In shake-up, Menino says yes to his 'Dr. No' of finance
Few outside the concrete warrens of Boston City Hall have heard of Lisa Signori. As the city's chief financial officer, she approves property tax rates and, as the chief architect of the city budget, determines how much money will be spent on everything from parks and schools to police.
Over the course of a 13-year career at City Hall, Signori has become one of Mayor Thomas M. Menino's most trusted advisers. Now, she has become what some consider the most powerful figure in the administration behind the mayor.
As part of a major shakeup, Menino recently promoted Signori, handing her broad oversight of the city government's operations.

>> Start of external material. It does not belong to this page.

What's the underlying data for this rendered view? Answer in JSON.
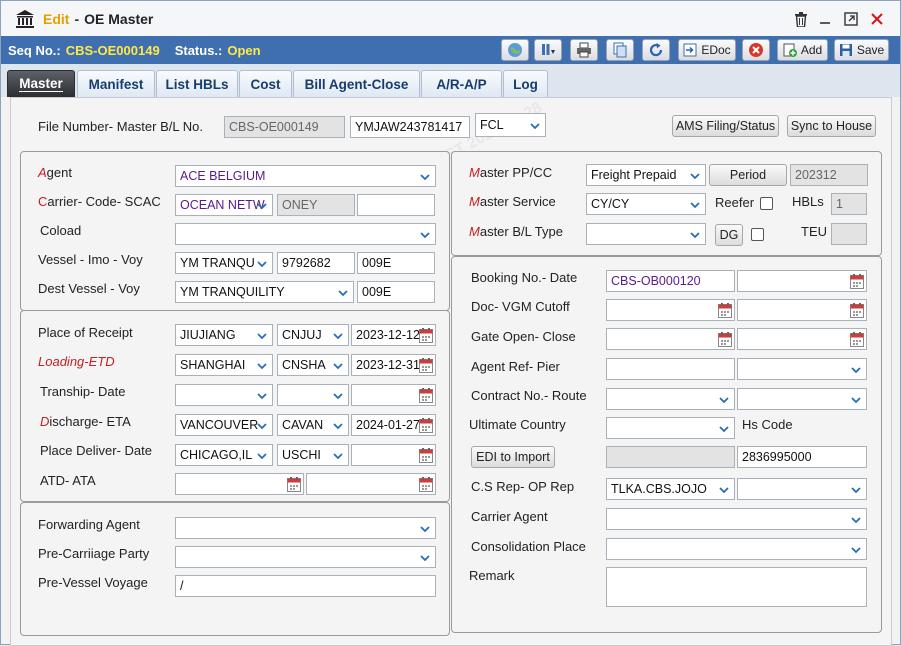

As the new director of administration and finance -- a cabinet post created for her that combines her duties with those of the former chief operating officer -- she gains authority over the library system, labor negotiations, and oversight of city managers at all levels in the city's 40-plus departments.
More than a routine change of the palace guard, the move represents a new direction for Boston's city governance -- one where decisions are more often based on spreadsheets and computer models than on the old stalwarts of relationships and patronage.

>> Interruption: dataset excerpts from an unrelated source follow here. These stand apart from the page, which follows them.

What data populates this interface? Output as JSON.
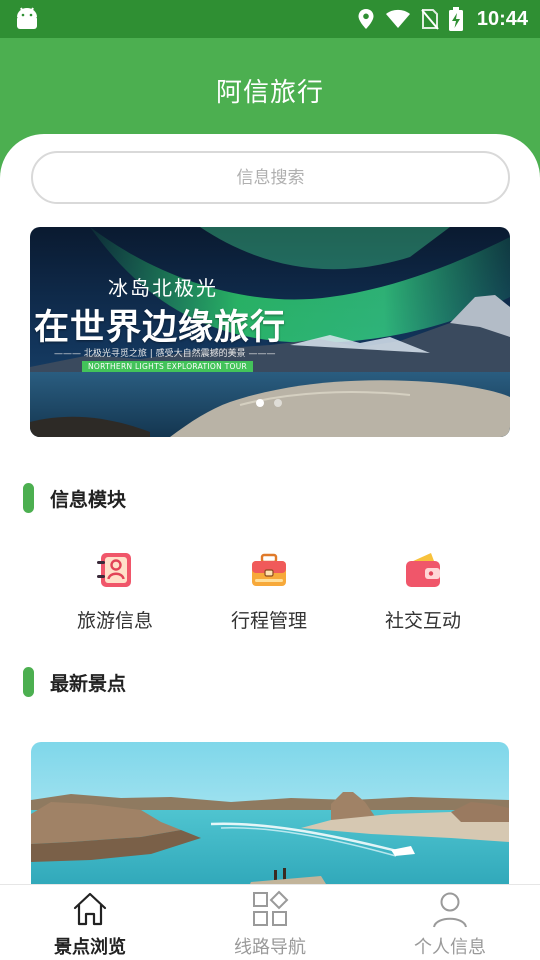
{
  "status_bar": {
    "time": "10:44",
    "icons": [
      "android-icon",
      "location-icon",
      "wifi-icon",
      "no-sim-icon",
      "battery-charging-icon"
    ]
  },
  "app_bar": {
    "title": "阿信旅行"
  },
  "search": {
    "placeholder": "信息搜索",
    "value": ""
  },
  "banner": {
    "small_title": "冰岛北极光",
    "big_title": "在世界边缘旅行",
    "subtitle": "——— 北极光寻觅之旅 | 感受大自然震撼的美景 ———",
    "tag": "NORTHERN LIGHTS EXPLORATION TOUR",
    "slides": 2,
    "active_slide": 1
  },
  "info_section": {
    "title": "信息模块",
    "items": [
      {
        "label": "旅游信息",
        "icon": "contact-book-icon"
      },
      {
        "label": "行程管理",
        "icon": "briefcase-icon"
      },
      {
        "label": "社交互动",
        "icon": "wallet-icon"
      }
    ]
  },
  "latest_section": {
    "title": "最新景点"
  },
  "tab_bar": {
    "items": [
      {
        "label": "景点浏览",
        "icon": "home-icon",
        "active": true
      },
      {
        "label": "线路导航",
        "icon": "grid-icon",
        "active": false
      },
      {
        "label": "个人信息",
        "icon": "person-icon",
        "active": false
      }
    ]
  },
  "colors": {
    "status_bar": "#2f8f33",
    "primary": "#4caf50",
    "tab_inactive": "#9a9a9a",
    "tab_active": "#222222"
  }
}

Best known inside City Hall as a bean-counter who carries a calculator and keeps a tight rein on expenses, even when Menino is under intense political pressure to spend on services including police, Signori also has become known as the champion of a system for empirically evaluating the performance of city functions by gathering and manipulating data.

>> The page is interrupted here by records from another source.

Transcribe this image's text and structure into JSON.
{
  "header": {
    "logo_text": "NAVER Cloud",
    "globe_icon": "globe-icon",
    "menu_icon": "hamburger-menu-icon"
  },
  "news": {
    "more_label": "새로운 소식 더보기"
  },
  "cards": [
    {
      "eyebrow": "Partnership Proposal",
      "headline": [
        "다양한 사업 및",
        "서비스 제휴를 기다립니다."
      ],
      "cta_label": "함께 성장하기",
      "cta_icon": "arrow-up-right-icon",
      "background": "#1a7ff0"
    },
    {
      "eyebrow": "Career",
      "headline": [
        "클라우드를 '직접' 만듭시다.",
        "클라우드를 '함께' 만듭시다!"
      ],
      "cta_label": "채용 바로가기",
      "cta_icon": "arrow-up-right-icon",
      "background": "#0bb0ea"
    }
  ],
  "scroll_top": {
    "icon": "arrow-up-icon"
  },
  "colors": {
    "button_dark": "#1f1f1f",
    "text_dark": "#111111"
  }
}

"I plan to do what I've done here, to take a systematic approach of data-driven decision making," she said of how she expects to handle her new responsibilities. "To use information and analytics to squeeze the best value we can out of every tax dollar."
Signori's promotion, on one level, reflects a nationwide trend toward data-driven city management. Computerized programs like CitiStat in Baltimore, SomerStat in Somerville, and Boston about Results track productivity rates of city services -- such as the numbers of potholes filled or resident complaints resolved within 24 hours -- and hold supervisors accountable for lackluster results. Signori initiated the Boston program last year.
Menino said the shakeup, officially scheduled for July 1, will streamline city government. The mayor initiated the reorganization after his longtime friend and chief operating officer for the city, Dennis A. DiMarzio, retired last month. Under the new structure, his position will be eliminated and his duties will be transferred to Signori.
Signori, who oversees assessing, auditing, budgeting, retirement board, and treasury, will now supervise the city's human resources department, public library, registry of births, deaths, and marriages, and labor relations and contract negotiations with public employee unions.
She will also be responsible for quarterly evaluations of every city department head and pay raise recommendations.
The reorganization has drawn some critics inside City Hall, who say the restructuring consolidates too much power in one cabinet position. And they say Signori often makes decisions based on spreadsheets, bond ratings, and mind-numbing charts and graphs without taking into account the human aspects of governance, the need to sometimes put aside the balance sheets, particularly when public safety is at risk.
For example, when the number of homicides in the city spiraled to a 10-year high in 2005 and the city's police commissioner called for more officers to help stem the bloodshed, it was Signori who said the city couldn't afford the expense.
"I think there are legitimate questions to be asked around the shifting of these responsibilities," Council President Maureen E. Feeney said in an interview last week.
A Bay State native and Brighton resident, Signori earned a bachelor's degree in economics at Boston College and a master's degree in public management from the University of Maryland, and completed a stint as a budget examiner in the federal Office of Management and Budget before starting work for the city in 1994 as a budget management analyst.
As she rose through the ranks of city finance, becoming budget director in 1999 and chief financial officer in 2003, Menino depended on her more when making critical management decisions.
He fondly calls her "Dr. No," and some high-ranking city officials say the mayor uses Signori in a good cop, bad cop routine.
"When someone needs something, he'll say, 'check with Lisa,' and when she says 'No,' he'll say I guess the answer's 'No,' " said one official, who declined to be identified by name for fear of retribution.
Menino says Signori is an "amazing," hardworking, intelligent woman who is sometimes misunderstood.
She doesn't engage in idle "chit-chat," he said, a quality he cherishes but which rubs some people the wrong way.
"They don't know the Lisa Signori that I know," Menino said. "I have complete confidence in her."
Signori has inspired fierce loyalty on her staff, where she is praised for consistently making time to meet with employees and taking interest in the progress of their careers.
Karen A. Connor, the city's budget director, says there is a soft, unflappably optimistic side to Signori's outwardly strict, no-nonsense image.
Signori often orders pizza for late-night work sessions, takes staff to a nearby watering hole to celebrate adoption of new budgets, and gives out stickers to employees who have done a good job.
"Like school stickers that say, 'A plus,' " said Connor, who has worked with Signori for 12 years. "I've got one on my computer right now."
Signori says she is proud of her reputation for holding the line on city finances and doesn't care what people think of her as long as she feels she's doing the right thing for the city.
"Do I lose sleep? No," she said. "I guess I see it as doing my job."